7. Risks / open questions

  • Position tracking. The tokenizer currently stores :pos P. Tests do not read it, so we leave it alone. E38 (SourceInfo API) will add start/end/line/column; when that lands, hs-raw->api-token should copy those through.
  • Template mode churn. Introducing hs-tokenize-template risks divergence from the main tokenizer. Mitigation: factor shared scan helpers (whitespace, identifier, operator dispatch) into named functions both variants call; keep the template variant a thin wrapper that only overrides the backtick handler.
  • Keyword vs identifier type. The current code tags reserved words as "keyword"; upstream tags every bare word as IDENTIFIER. The conformance tests always expect IDENTIFIER. Mapping both "keyword" and "ident" to "IDENTIFIER" in the API layer is safe and does not affect the parser, which consumes the raw stream, not the API stream.
  • Mutable streams. The API stream is intentionally mutable (cursor advances on consumeToken). SX dicts are mutable via dict-set! today; this is consistent with the rest of the hyperscript runtime, which uses mutable dicts in hs-activate! and the event loop.
  • Do any existing tests depend on token shape? parser.sx reads :type :value :pos. It must not see the API-shaped dicts. The API is strictly additive — hs-tokenize is unchanged; hs-parse continues to consume its output directly. Only hs-api-tokens (and its consumers) sees the upstream-shaped dicts.
  • Error-message contract. Upstream throws on unterminated strings and bad hex escapes. We currently return an EOF and emit a trailing fragment. Adding a thrown error is new behaviour; confirm the parser callers in hs-compile still produce useful diagnostics when the tokenizer raises rather than eats the input.
  • .list indexing semantics. Upstream tests read .list[3] and .list[4] directly — these indices reference upstream's raw token layout. If our SX tokenizer emits a slightly different layout (e.g. extra whitespace-related tokens, or none where upstream has one), the index tests fail even though .type/.value are correct. Verify on a spike before committing: run (hs-tokens-of "(a).a") and check that index 4 is the CLASS_REF. If indices disagree, add a normalization pass that strips tokens upstream omits.

8. Implementation checklist

Ordered smallest-first; each is its own commit.
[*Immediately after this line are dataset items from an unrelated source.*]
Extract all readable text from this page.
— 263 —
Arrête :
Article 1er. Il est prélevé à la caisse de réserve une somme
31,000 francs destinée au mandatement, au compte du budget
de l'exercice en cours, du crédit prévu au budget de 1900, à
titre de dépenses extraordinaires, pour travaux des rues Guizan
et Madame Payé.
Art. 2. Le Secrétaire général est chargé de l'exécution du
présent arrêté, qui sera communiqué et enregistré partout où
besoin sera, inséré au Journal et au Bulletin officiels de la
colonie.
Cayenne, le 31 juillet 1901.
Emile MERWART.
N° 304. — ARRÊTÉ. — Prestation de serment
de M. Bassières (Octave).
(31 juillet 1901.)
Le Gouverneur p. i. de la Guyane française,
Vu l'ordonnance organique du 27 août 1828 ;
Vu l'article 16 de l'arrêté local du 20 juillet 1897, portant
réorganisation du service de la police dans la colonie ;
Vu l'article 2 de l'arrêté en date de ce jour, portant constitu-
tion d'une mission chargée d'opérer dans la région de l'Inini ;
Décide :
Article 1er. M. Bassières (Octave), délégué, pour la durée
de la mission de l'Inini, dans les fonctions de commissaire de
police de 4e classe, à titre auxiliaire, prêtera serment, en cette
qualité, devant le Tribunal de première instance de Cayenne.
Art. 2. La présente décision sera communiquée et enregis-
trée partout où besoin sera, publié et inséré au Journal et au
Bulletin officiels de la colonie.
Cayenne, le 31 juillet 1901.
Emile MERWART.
  1. Add hs-api-tokens and token helpers (lib/hyperscript/runtime.sx). Includes hs-raw->api-token, type-map, op-name table, hs-stream-token/consume/has-more, EOF sentinel with "<<<EOF>>>" value. No test delta yet — API-only.
  2. Extend string-escape table in read-string (tokenizer): add \b \f \r \v \xNN, keep existing \n \t \\ <quote>. Emit structured error message "Invalid hexadecimal escape: ..." or "Unterminated string". Unlocks tests 2, 6, 13, 14.
  3. Add == / === / <= / >= lookahead in tokenizer scan!. Currently only [=!<>]= is matched. Unlocks test 12.
  4. Add -- line-comment support to scan!. Currently only // (through selector disambiguation) is handled. Unlocks test 5.
  5. Add hs-tokenize-template variant for template-bootstrap lexical mode. Shared scan helpers extracted. Unlocks tests 1, 15.
  6. Generator pattern in tests/playwright/generate-sx-tests.py: recognise _hyperscript.internals.tokenizer.tokenize(src[, true])
    • consumer chain, emit SX deftest using the helpers from step 1. Unlocks the 16 remaining eval-only tests (test 17 already has DOM shape).
  7. Regenerate spec/tests/test-hyperscript-behavioral.sx and run mcp__hs-test__hs_test_run(suite="hs-upstream-core/tokenizer"). Expected: 17/17, with test 17 also passing thanks to step 2's escape fixes (it depends on \$ / \${ in read-template).
  8. Update plans/hs-conformance-to-100.md row 37 to done (+17) and tick the scoreboard in the same commit.

Work stays inside lib/hyperscript/**, shared/static/wasm/sx/hs-*, tests/playwright/generate-sx-tests.py, and the two plan files — matching the scope rule in the conformance plan. shared/static/wasm/ sx/hs-runtime.sx must be re-copied after each runtime edit.